Dans une interview accordée au JDD, Julien Denormandie, secrétaire d'Etat auprès du ministre de la Cohésion des territoires, a annoncé un "accord historique" avec les quatre opérateurs de téléphonie mobile. Un accord qui prévoit notamment la fin des "zones blanches". Coût total des investissements ? Plus de 3 milliards d'euros, totalement pris en charge par les opérateurs.

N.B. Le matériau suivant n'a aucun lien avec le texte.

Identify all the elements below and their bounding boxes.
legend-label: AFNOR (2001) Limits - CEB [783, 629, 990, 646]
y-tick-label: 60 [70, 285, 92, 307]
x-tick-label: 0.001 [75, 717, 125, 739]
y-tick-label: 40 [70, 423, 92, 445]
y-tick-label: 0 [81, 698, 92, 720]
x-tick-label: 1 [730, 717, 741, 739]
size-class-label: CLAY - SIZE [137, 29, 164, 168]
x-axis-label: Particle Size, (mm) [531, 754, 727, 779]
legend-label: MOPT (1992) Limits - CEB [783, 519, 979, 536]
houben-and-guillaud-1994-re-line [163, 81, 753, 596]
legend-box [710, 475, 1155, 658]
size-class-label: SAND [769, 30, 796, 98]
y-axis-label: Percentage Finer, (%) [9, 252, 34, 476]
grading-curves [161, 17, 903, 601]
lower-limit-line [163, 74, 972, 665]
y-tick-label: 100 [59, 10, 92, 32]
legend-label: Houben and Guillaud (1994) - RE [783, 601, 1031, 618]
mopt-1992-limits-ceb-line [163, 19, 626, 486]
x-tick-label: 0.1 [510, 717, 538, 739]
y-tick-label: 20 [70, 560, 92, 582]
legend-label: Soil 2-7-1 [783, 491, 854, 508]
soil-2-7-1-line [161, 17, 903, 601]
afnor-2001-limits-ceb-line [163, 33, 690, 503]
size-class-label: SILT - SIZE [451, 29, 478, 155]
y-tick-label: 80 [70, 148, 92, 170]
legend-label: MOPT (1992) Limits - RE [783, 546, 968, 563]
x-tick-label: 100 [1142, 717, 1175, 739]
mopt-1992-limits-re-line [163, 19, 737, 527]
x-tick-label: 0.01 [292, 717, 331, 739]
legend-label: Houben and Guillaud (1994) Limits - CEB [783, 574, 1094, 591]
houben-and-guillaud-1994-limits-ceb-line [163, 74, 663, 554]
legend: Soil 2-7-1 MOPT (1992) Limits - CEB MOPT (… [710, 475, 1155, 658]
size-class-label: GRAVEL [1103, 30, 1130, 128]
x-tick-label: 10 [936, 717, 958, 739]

Un accord qui satisfait tout le monde. Pourtant, cet accord contente tout le monde, aussi bien l'Etat que les opérateurs. "Le gouvernement, pour la première fois, a accepté d'entrer dans une logique gagnant-gagnant. Il dit aux opérateurs : 'Vous investissez massivement et en échange, je vous garantis que je vais pouvoir vous renouveler l'autorisation d'utiliser les fréquences radio-électriques grâce auxquelles nous pouvons distribuer nos services de téléphonie'", détaille Didier Cazasse, directeur adjoint de Bouygues Télécom, sur Europe 1.

Pas de hausse du prix des forfaits. Les opérateurs ont donc accepté de déployer 5.000 pylônes chacun sur tout le territoire, notamment le long des 30.000 kilomètres de voies ferrées. L'Etat ne déboursera donc pas un centime pour ce chantier au terme duquel chaque Français devra donc avoir accès à un service de téléphonie mobile de qualité. Reste la question du prix des forfaits, puisqu'il va falloir amortir ces investissements. Chez Bouygues Télécom, on assure qu'il n'y aura pas de hausse des tarifs.